Cameron Diaz to George Clooney w spódnicy. Aktorka od zawsze deklarowała, że nie wierzy w stałe związki i nigdy nie zostanie matką. Bardziej interesuje ją najnowszy model deski do surfingu niż marzenia o sukni panny młodej. W ostatnim wywiadzie gwiazda potwierdziła swoje wcześniejsze słowa sprzed kilku lat. Pomimo upływu czasu nie zamierza zakładać rodziny i rodzić dzieci.
W rozmowie z dziennikarzem magazynu Cosmopolitan Diaz wypowiedziała kilka kontrowersyjnych sądów, za które ostro skrytykowały ją konserwatywne ugrupowania.

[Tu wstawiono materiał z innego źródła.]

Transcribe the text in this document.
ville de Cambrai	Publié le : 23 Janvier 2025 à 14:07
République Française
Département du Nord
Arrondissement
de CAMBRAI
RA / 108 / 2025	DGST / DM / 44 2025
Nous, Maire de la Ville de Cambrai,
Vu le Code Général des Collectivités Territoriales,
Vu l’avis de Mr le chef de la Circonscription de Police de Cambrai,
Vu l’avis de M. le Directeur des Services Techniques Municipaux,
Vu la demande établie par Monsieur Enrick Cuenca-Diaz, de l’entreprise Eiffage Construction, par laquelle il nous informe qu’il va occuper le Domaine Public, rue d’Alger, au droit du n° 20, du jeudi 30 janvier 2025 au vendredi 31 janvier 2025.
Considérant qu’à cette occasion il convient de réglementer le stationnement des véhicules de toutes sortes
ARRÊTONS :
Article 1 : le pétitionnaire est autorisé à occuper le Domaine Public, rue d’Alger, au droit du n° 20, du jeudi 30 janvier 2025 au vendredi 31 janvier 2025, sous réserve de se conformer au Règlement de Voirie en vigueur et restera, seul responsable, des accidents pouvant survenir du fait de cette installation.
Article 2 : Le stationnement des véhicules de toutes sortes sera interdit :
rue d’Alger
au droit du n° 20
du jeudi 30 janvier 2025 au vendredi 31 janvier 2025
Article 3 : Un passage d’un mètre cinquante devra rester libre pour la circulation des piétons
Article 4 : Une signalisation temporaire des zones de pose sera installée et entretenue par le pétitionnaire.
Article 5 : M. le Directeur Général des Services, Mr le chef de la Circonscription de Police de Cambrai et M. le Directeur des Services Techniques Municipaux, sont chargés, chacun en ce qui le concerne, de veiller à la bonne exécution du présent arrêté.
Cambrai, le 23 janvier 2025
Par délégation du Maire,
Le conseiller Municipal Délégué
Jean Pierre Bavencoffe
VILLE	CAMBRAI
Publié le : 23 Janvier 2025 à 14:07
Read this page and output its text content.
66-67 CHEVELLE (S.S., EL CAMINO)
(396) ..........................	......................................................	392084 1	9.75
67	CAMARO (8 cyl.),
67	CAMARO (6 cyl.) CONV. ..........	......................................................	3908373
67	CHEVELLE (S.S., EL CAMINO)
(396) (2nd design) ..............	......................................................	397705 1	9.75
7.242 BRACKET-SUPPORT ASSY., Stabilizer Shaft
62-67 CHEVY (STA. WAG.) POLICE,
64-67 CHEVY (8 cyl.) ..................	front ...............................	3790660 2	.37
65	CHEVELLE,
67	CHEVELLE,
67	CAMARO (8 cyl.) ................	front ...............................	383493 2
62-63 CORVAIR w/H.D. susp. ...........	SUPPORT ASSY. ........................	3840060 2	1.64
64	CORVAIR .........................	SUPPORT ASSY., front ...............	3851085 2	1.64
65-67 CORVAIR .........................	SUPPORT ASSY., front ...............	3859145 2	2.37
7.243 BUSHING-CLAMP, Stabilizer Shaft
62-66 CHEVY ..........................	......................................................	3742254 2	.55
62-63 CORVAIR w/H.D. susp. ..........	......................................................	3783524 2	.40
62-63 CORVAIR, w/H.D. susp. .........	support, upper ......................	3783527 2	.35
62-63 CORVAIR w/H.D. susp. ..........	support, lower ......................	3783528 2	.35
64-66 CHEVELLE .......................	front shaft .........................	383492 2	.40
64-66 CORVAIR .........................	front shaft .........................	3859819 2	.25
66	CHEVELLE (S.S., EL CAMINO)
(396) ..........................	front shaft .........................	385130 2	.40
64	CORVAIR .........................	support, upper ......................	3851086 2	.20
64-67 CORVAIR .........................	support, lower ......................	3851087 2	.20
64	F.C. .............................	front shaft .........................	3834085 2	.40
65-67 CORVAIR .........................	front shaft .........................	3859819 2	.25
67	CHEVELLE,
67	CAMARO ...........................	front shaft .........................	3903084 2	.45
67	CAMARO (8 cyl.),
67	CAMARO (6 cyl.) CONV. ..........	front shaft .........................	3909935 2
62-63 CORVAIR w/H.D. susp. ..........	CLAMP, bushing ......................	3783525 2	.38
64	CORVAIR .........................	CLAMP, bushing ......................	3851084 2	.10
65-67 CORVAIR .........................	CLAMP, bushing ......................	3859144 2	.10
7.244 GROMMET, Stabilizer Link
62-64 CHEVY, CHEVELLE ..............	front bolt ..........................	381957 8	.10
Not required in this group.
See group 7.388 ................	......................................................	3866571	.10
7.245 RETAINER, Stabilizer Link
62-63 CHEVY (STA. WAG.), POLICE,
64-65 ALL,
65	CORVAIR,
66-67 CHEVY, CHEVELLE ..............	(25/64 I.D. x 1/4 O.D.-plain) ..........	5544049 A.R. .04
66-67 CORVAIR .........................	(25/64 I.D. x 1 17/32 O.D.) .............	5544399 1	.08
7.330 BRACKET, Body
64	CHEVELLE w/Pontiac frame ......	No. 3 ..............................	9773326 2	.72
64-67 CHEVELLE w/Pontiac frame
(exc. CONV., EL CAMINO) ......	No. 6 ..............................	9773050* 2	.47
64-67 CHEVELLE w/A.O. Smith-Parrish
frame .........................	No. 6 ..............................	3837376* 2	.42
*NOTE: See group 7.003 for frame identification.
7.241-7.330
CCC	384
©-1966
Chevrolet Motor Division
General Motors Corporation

Uważam, że większość kobiet boi się powiedzieć publicznie, że nie chcą mieć dzieci. Społeczeństwo natychmiast by je ostro skrytykowało i zaczęło wytykać palcami – stwierdziła otwarcie Cameron. Na szczęście to się powoli zmienia. Mam coraz więcej koleżanek, które nie chcą mieć potomków.
Szczerze? Nie potrzebujemy więcej bachorów – dodała aktorka. Kobiety powinny przestać rodzić. Jest wystarczająco dużo ludzi na tej planecie.
Oto kolejny dziwny sąd aktorki, która słynie ze swoich ekologicznych przekonań. Najpierw powinniśmy przestać spuszczać wodę w kiblu, a następnie doczekać się samotnej starości. Wspaniała perspektywa.